A new approach developed by Zak Costello (left) and Hector Garcia Martin brings the the speed and analytic power of machine learning to bioengineering. Credit: Marilyn Chung a Berkeley Lab

Researchers from the U.S. Department of Energy’s Lawrence Berkeley National Laboratory have created a new method using machine learning to accelerate the design of microbes that produce biofuel.

To speed up the production of biofuels, the scientists developed a computer algorithm that begins with abundant data about the proteins and metabolites in a biofuel-producing microbial. However, the algorithm does not contain information about how the pathway actually work and instead uses data from previous experiments to learn how the pathway will behave.

This new technique enables scientists to automatically predict the amount of biofuel produced by pathways that have been added to E. coli bacterial cells.

A pathway is a series of chemical reactions in a cell that produce a specific compound, which researchers have sought to find ways to re-engineer and import from one microbe to another. This could  improve a number of fields including medicine, energy, manufacturing and agriculture.

While this often proves difficult, new synthetic biology tools like CRISPR-Cas9 enables scientists to conduct research at a heightened precision.

“But there's a significant bottleneck in the development process,” Hector Garcia Martin, group lead at the DOE Agile BioFoundry and director of Quantitative Metabolic Modeling at the Joint BioEnergy Institute (JBEI), a DOE Bioenergy Research Center funded by DOE's Office of Science and led by Berkeley Lab, said in a statement.

“It's very difficult to predict how a pathway will behave when it's re-engineered. Trouble-shooting takes up 99 percent of our time,” he added. “Our approach could significantly shorten this step and become a new way to guide bioengineering efforts.”

Researchers currently predict a pathway’s dynamics by using several different equations that describe how the components of a system changes over time. The kinetic models take months to develop and result in predictions that do not always match the experimental results.

By using machine learning, scientists can train a computer algorithm to make predictions of a pathway using data from related systems.

To test the new technique, the team added E. coli cells to a pathway designed to produce limonene—a bio-based jet fuel—and a pathway that produces a gasoline replacement called isopentenol. The researchers fed the algorithm data from previous experiments that produced data related to how different versions of the pathways function in various E. coli strains.

The algorithm taught itself how the concentrations of metabolites in these pathways change over time and how much biofuel the pathways produce by analyzing data from two experimentally known pathways that produce small and large amounts of biofuels.

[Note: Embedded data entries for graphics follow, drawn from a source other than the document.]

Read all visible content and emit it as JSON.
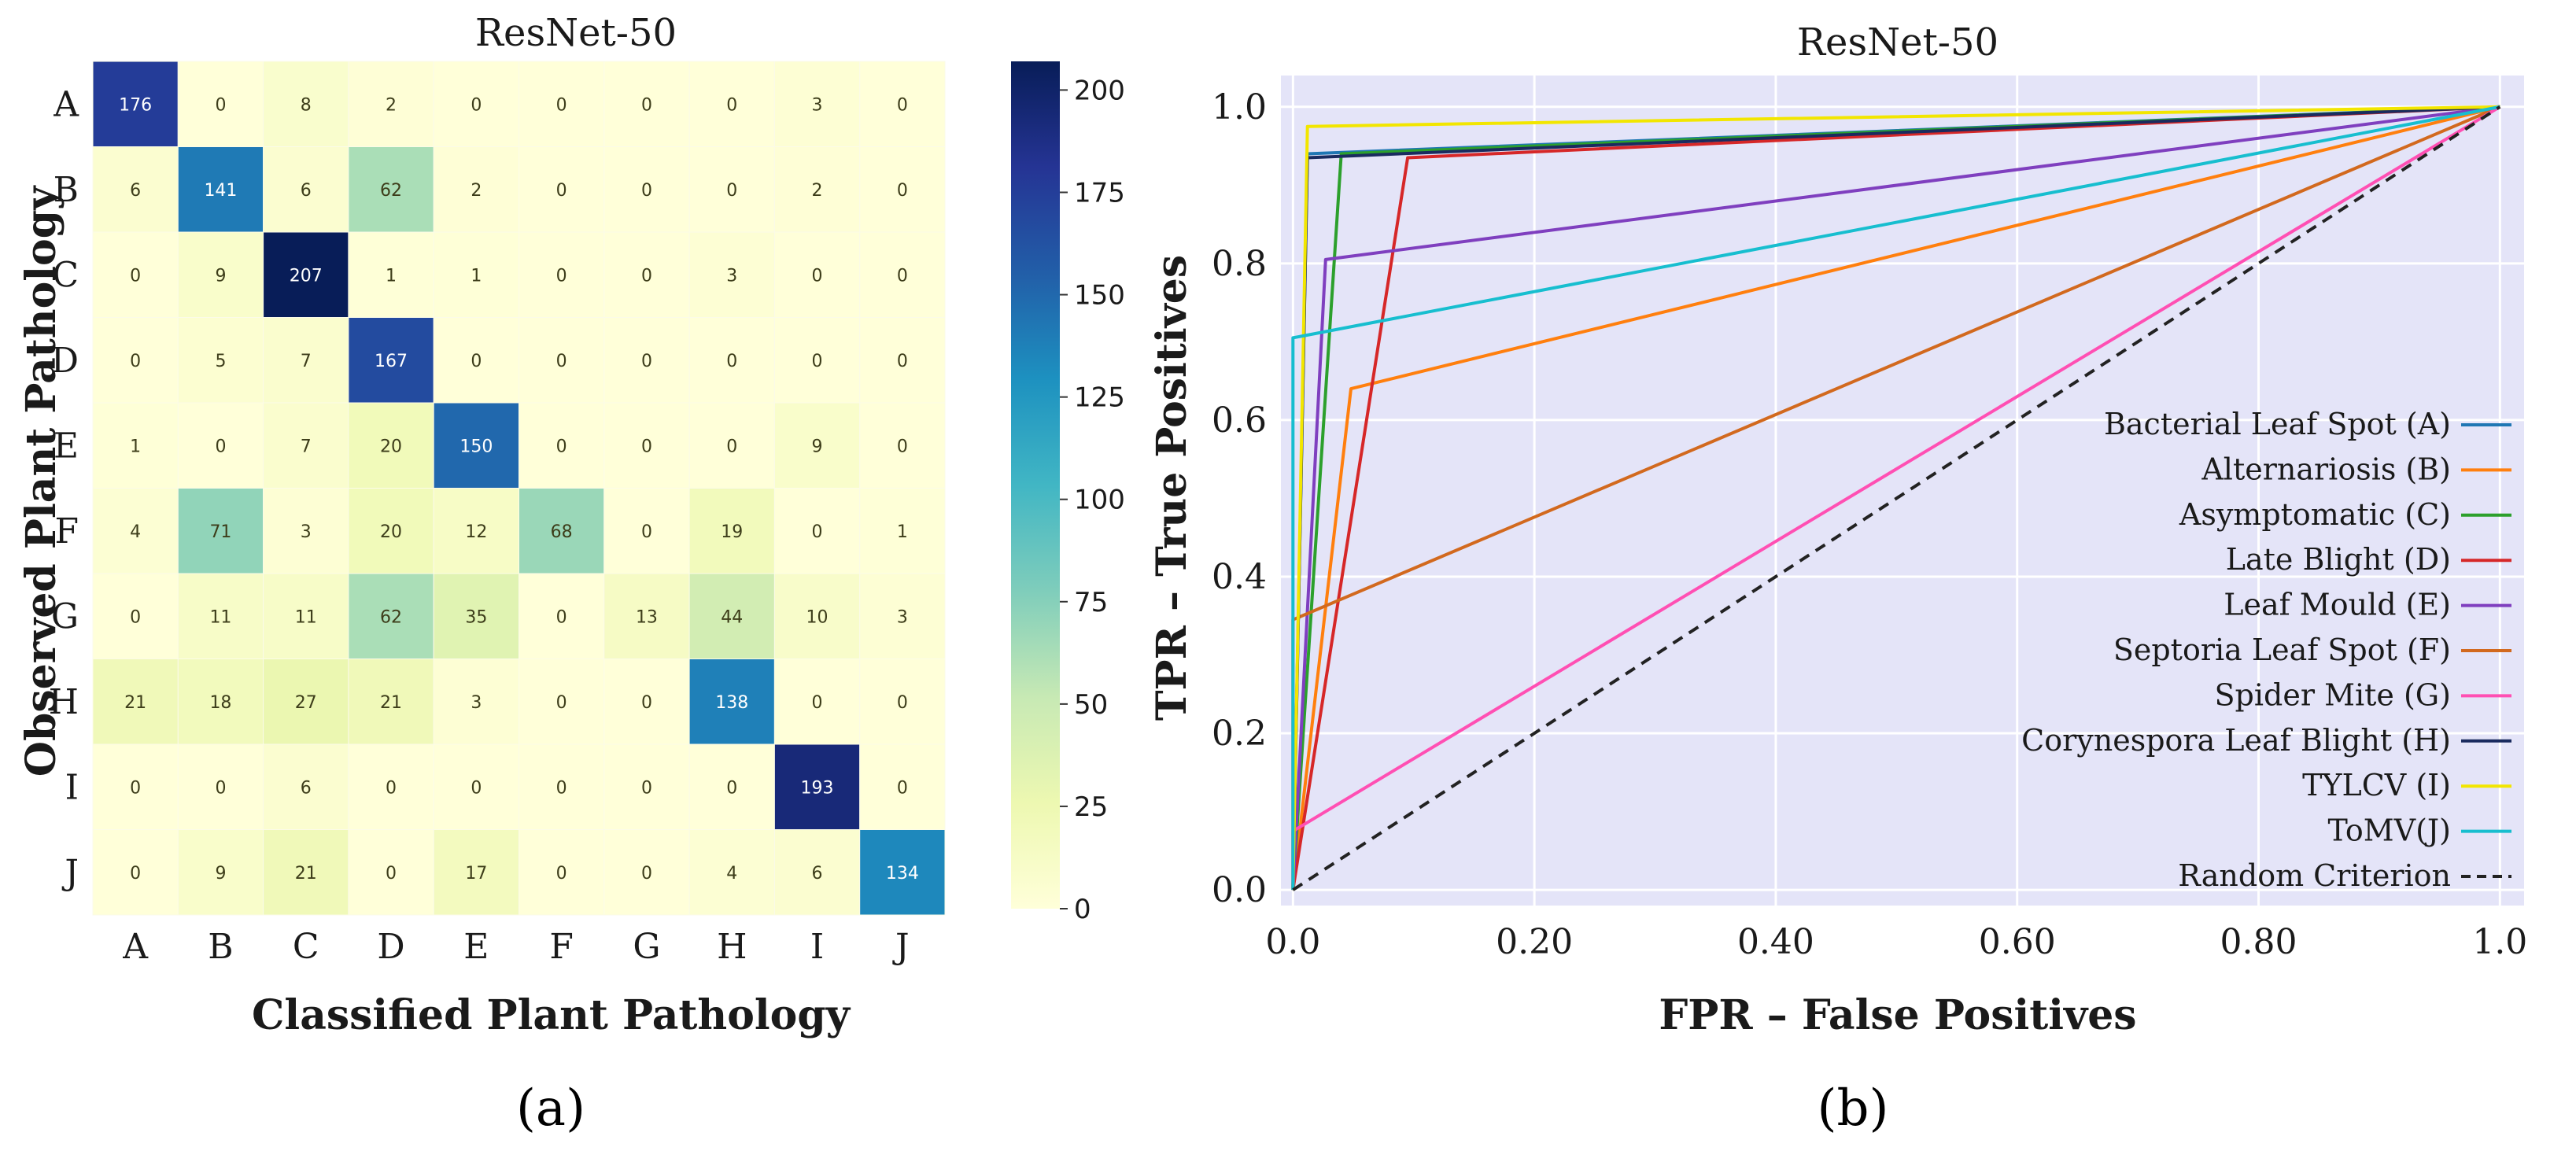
{
  "chart_data": [
    {
      "type": "heatmap",
      "panel_label": "(a)",
      "title": "ResNet-50",
      "xlabel": "Classified Plant Pathology",
      "ylabel": "Observed Plant Pathology",
      "x_categories": [
        "A",
        "B",
        "C",
        "D",
        "E",
        "F",
        "G",
        "H",
        "I",
        "J"
      ],
      "y_categories": [
        "A",
        "B",
        "C",
        "D",
        "E",
        "F",
        "G",
        "H",
        "I",
        "J"
      ],
      "matrix": [
        [
          176,
          0,
          8,
          2,
          0,
          0,
          0,
          0,
          3,
          0
        ],
        [
          6,
          141,
          6,
          62,
          2,
          0,
          0,
          0,
          2,
          0
        ],
        [
          0,
          9,
          207,
          1,
          1,
          0,
          0,
          3,
          0,
          0
        ],
        [
          0,
          5,
          7,
          167,
          0,
          0,
          0,
          0,
          0,
          0
        ],
        [
          1,
          0,
          7,
          20,
          150,
          0,
          0,
          0,
          9,
          0
        ],
        [
          4,
          71,
          3,
          20,
          12,
          68,
          0,
          19,
          0,
          1
        ],
        [
          0,
          11,
          11,
          62,
          35,
          0,
          13,
          44,
          10,
          3
        ],
        [
          21,
          18,
          27,
          21,
          3,
          0,
          0,
          138,
          0,
          0
        ],
        [
          0,
          0,
          6,
          0,
          0,
          0,
          0,
          0,
          193,
          0
        ],
        [
          0,
          9,
          21,
          0,
          17,
          0,
          0,
          4,
          6,
          134
        ]
      ],
      "colorbar": {
        "range": [
          0,
          207
        ],
        "ticks": [
          "200",
          "175",
          "150",
          "125",
          "100",
          "75",
          "50",
          "25",
          "0"
        ],
        "tick_values": [
          200,
          175,
          150,
          125,
          100,
          75,
          50,
          25,
          0
        ],
        "colormap": "YlGnBu"
      }
    },
    {
      "type": "line",
      "panel_label": "(b)",
      "title": "ResNet-50",
      "xlabel": "FPR – False Positives",
      "ylabel": "TPR – True Positives",
      "xlim": [
        -0.01,
        1.02
      ],
      "ylim": [
        -0.02,
        1.04
      ],
      "xticks": [
        0.0,
        0.2,
        0.4,
        0.6,
        0.8,
        1.0
      ],
      "xtick_labels": [
        "0.0",
        "0.20",
        "0.40",
        "0.60",
        "0.80",
        "1.0"
      ],
      "yticks": [
        0.0,
        0.2,
        0.4,
        0.6,
        0.8,
        1.0
      ],
      "ytick_labels": [
        "0.0",
        "0.2",
        "0.4",
        "0.6",
        "0.8",
        "1.0"
      ],
      "grid": true,
      "background": "#e4e4f8",
      "legend_position": "right",
      "series": [
        {
          "name": "Bacterial Leaf Spot (A)",
          "color": "#1f77b4",
          "x": [
            0,
            0.012,
            1
          ],
          "y": [
            0,
            0.94,
            1
          ]
        },
        {
          "name": "Alternariosis (B)",
          "color": "#ff7f0e",
          "x": [
            0,
            0.048,
            1
          ],
          "y": [
            0,
            0.64,
            1
          ]
        },
        {
          "name": "Asymptomatic (C)",
          "color": "#2ca02c",
          "x": [
            0,
            0.04,
            1
          ],
          "y": [
            0,
            0.94,
            1
          ]
        },
        {
          "name": "Late Blight (D)",
          "color": "#d62728",
          "x": [
            0,
            0.095,
            1
          ],
          "y": [
            0,
            0.935,
            1
          ]
        },
        {
          "name": "Leaf Mould (E)",
          "color": "#7f3fbf",
          "x": [
            0,
            0.027,
            1
          ],
          "y": [
            0,
            0.805,
            1
          ]
        },
        {
          "name": "Septoria Leaf Spot (F)",
          "color": "#d2691e",
          "x": [
            0,
            0.0,
            1
          ],
          "y": [
            0,
            0.345,
            1
          ]
        },
        {
          "name": "Spider Mite (G)",
          "color": "#ff4fb3",
          "x": [
            0,
            0.0,
            1
          ],
          "y": [
            0,
            0.075,
            1
          ]
        },
        {
          "name": "Corynespora Leaf Blight (H)",
          "color": "#1a2b5f",
          "x": [
            0,
            0.012,
            1
          ],
          "y": [
            0,
            0.935,
            1
          ]
        },
        {
          "name": "TYLCV (I)",
          "color": "#f2e600",
          "x": [
            0,
            0.012,
            1
          ],
          "y": [
            0,
            0.975,
            1
          ]
        },
        {
          "name": "ToMV(J)",
          "color": "#17becf",
          "x": [
            0,
            0.0,
            1
          ],
          "y": [
            0,
            0.705,
            1
          ]
        },
        {
          "name": "Random Criterion",
          "color": "#222222",
          "dashed": true,
          "x": [
            0,
            1
          ],
          "y": [
            0,
            1
          ]
        }
      ]
    }
  ]
}
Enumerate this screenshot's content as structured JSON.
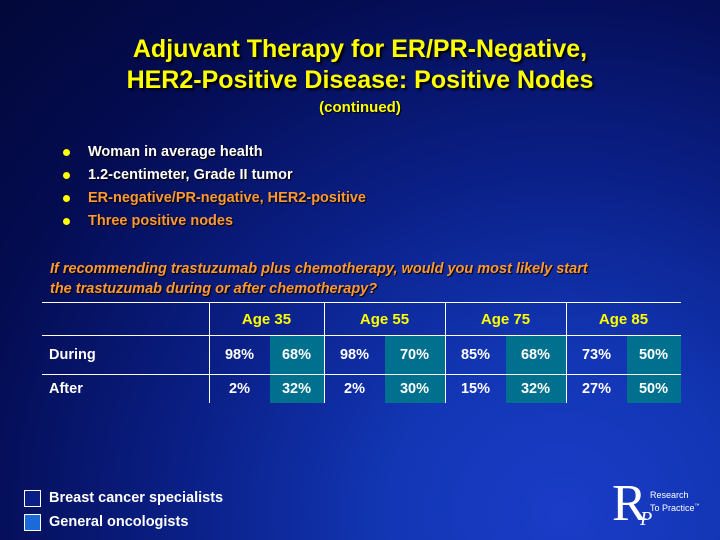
{
  "slide": {
    "title_line1": "Adjuvant Therapy for ER/PR-Negative,",
    "title_line2": "HER2-Positive Disease: Positive Nodes",
    "subtitle": "(continued)"
  },
  "bullets": [
    {
      "text": "Woman in average health",
      "color": "#ffffff"
    },
    {
      "text": "1.2-centimeter, Grade II tumor",
      "color": "#ffffff"
    },
    {
      "text": "ER-negative/PR-negative, HER2-positive",
      "color": "#ff9933"
    },
    {
      "text": "Three positive nodes",
      "color": "#ff9933"
    }
  ],
  "question_line1": "If recommending trastuzumab plus chemotherapy, would you most likely start",
  "question_line2": "the trastuzumab during or after chemotherapy?",
  "table": {
    "age_groups": [
      "Age 35",
      "Age 55",
      "Age 75",
      "Age 85"
    ],
    "rows": [
      {
        "label": "During",
        "values": [
          "98%",
          "68%",
          "98%",
          "70%",
          "85%",
          "68%",
          "73%",
          "50%"
        ]
      },
      {
        "label": "After",
        "values": [
          "2%",
          "32%",
          "2%",
          "30%",
          "15%",
          "32%",
          "27%",
          "50%"
        ]
      }
    ]
  },
  "legend": [
    {
      "label": "Breast cancer specialists",
      "color": "#0a1f86"
    },
    {
      "label": "General oncologists",
      "color": "#1a6ad8"
    }
  ],
  "logo": {
    "letter_r": "R",
    "letter_p": "P",
    "line1": "Research",
    "line2": "To Practice",
    "mark": "™"
  },
  "colors": {
    "title": "#ffff00",
    "accent": "#ff9933",
    "cell_highlight": "#00708f"
  }
}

The algorithm also predicted the behavior of a third set of mystery pathways it had never seen before and accurately predicted the biofuel-production profiles for the mystery pathways, including that the pathways produce a medium amount of fuel. In addition, the machine learning-derived prediction outperformed kinetic models.

“And the more data we added, the more accurate the predictions became,” said Garcia Martin. “This approach could expedite the time it takes to design new biomolecules. A project that today takes ten years and a team of experts could someday be handled by a summer student.”

The study was published in npj Systems Biology and Applications.